A legal loophole which meant scores of motorist had their speeding penalties revoked has been closed, according to the body responsible for roadside cameras.

An administrative blunder meant the speed limit on the A65 at Rawdon could not legally be enforced.

And it meant the West Yorkshire Casualty Reduction Partnership had to track down all the 130 motorists who had been caught by the speed cameras on the affected stretch - from the Conservative club in Rawdon to the Horsforth roundabout.

Last week the partnership stressed that letters had been sent out to all those affected, and they are keen to drive home the point that other motorists do not need to contact them.

The problem came to light when it was discovered that a small section of the A65 had no traffic regulation order attached to it - which in turn meant the 40 mph speed limit was not enforceable.

The anomaly arose because of an oversight which meant that the 40 limit which was imposed in 1993 was not legally enforceable.

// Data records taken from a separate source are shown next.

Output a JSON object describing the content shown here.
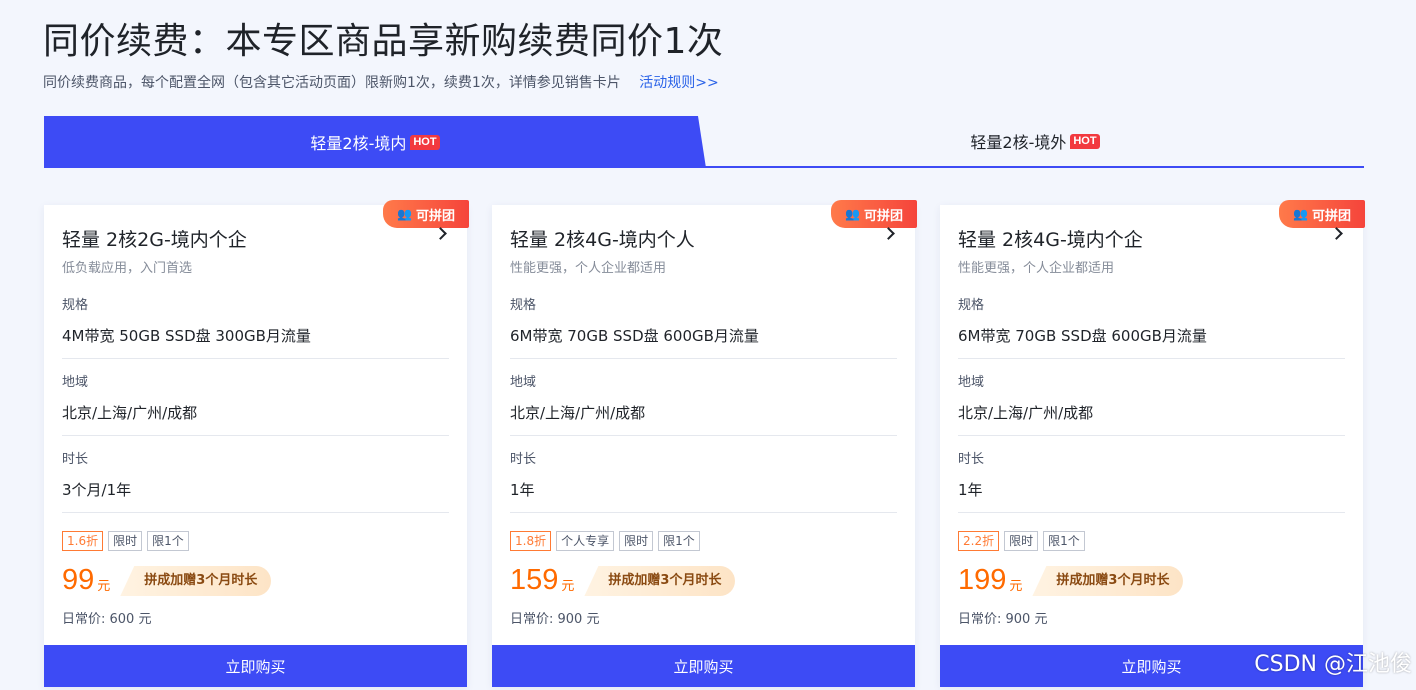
{
  "header": {
    "title": "同价续费：本专区商品享新购续费同价1次",
    "subtitle": "同价续费商品，每个配置全网（包含其它活动页面）限新购1次，续费1次，详情参见销售卡片",
    "rules_link": "活动规则>>"
  },
  "tabs": [
    {
      "label": "轻量2核-境内",
      "badge": "HOT",
      "active": true
    },
    {
      "label": "轻量2核-境外",
      "badge": "HOT",
      "active": false
    }
  ],
  "labels": {
    "spec": "规格",
    "region": "地域",
    "duration": "时长",
    "unit": "元",
    "buy": "立即购买"
  },
  "cards": [
    {
      "corner_tag": "可拼团",
      "title": "轻量 2核2G-境内个企",
      "desc": "低负载应用，入门首选",
      "spec": "4M带宽 50GB SSD盘 300GB月流量",
      "region": "北京/上海/广州/成都",
      "duration": "3个月/1年",
      "tags": [
        "1.6折",
        "限时",
        "限1个"
      ],
      "price": "99",
      "promo": "拼成加赠3个月时长",
      "original": "日常价: 600 元"
    },
    {
      "corner_tag": "可拼团",
      "title": "轻量 2核4G-境内个人",
      "desc": "性能更强，个人企业都适用",
      "spec": "6M带宽 70GB SSD盘 600GB月流量",
      "region": "北京/上海/广州/成都",
      "duration": "1年",
      "tags": [
        "1.8折",
        "个人专享",
        "限时",
        "限1个"
      ],
      "price": "159",
      "promo": "拼成加赠3个月时长",
      "original": "日常价: 900 元"
    },
    {
      "corner_tag": "可拼团",
      "title": "轻量 2核4G-境内个企",
      "desc": "性能更强，个人企业都适用",
      "spec": "6M带宽 70GB SSD盘 600GB月流量",
      "region": "北京/上海/广州/成都",
      "duration": "1年",
      "tags": [
        "2.2折",
        "限时",
        "限1个"
      ],
      "price": "199",
      "promo": "拼成加赠3个月时长",
      "original": "日常价: 900 元"
    }
  ],
  "watermark": "CSDN @江池俊",
  "colors": {
    "accent": "#3d4bf5",
    "hot": "#f2393f",
    "price": "#ff6a00",
    "link": "#2b63e8"
  }
}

Officials from Leeds City Council say they had picked up on the error almost three years ago and had passed that information on to the Casualty Reduction Partnership.

A spokesman for the council said: "After checking our records in March 2005, we discovered there was not a speed limit order for 40mph in place for this stretch of road and informed the Partner-ship.

"We have now approved the making of a 40mph order for this stretch of road and that will be commencing in the very near future, and with full consultation."

But last week the Casualty Reduction Partnership insisted it had not been informed of the oversight until late last year.

Spokesman Philip Gwynne stressed that action had been taken as soon as the partnership was made aware of the problem.

"Just before Christmas it came to light that this speed limit order had never been completed.

"So technically speaking the speed limit could not be legally enforced.

"As soon as we discovered this we shut the cameras down."

Mr Gwynne, who described the oversight as an anomaly' stressed that the Partnership had stopped enforcing the limit as soon as it was made aware of the position.

He said they had written to the 130 affected drivers and had offered to return the fines and remove the penalty points in about 90 of those cases.

A small number of the 130 cases were not proceeded with at the time, and in about 30 cases the Rawdon speeding offences were part of a number of offence, and would not on their own have been responsible for the penalties which drivers received.

But he argued that even though fines were being returned and penalty points were being removed from licences, those drivers had still broken the speed limit.

"They broke the law," he said. "They admitted they broke the speed limit. Neither they nor we knew at the time that this order was not in place, so as far as they are concerned or we are concerned they have broken the law.

"Technically we were not able to enforce it - but that doesn't mean they were not speeding. They were speeding."

He stressed that all those who qualified for a refund had been informed, and anyone who hadn't heard so far did not need to contact the partnership.

He also stressed that the loophole no longer existed and the speed limit was being enforced again.

It had been thought the affected section of road ran through Yeadon, but the council spokes-man confirmed it was a Rawdon stretch which was affected.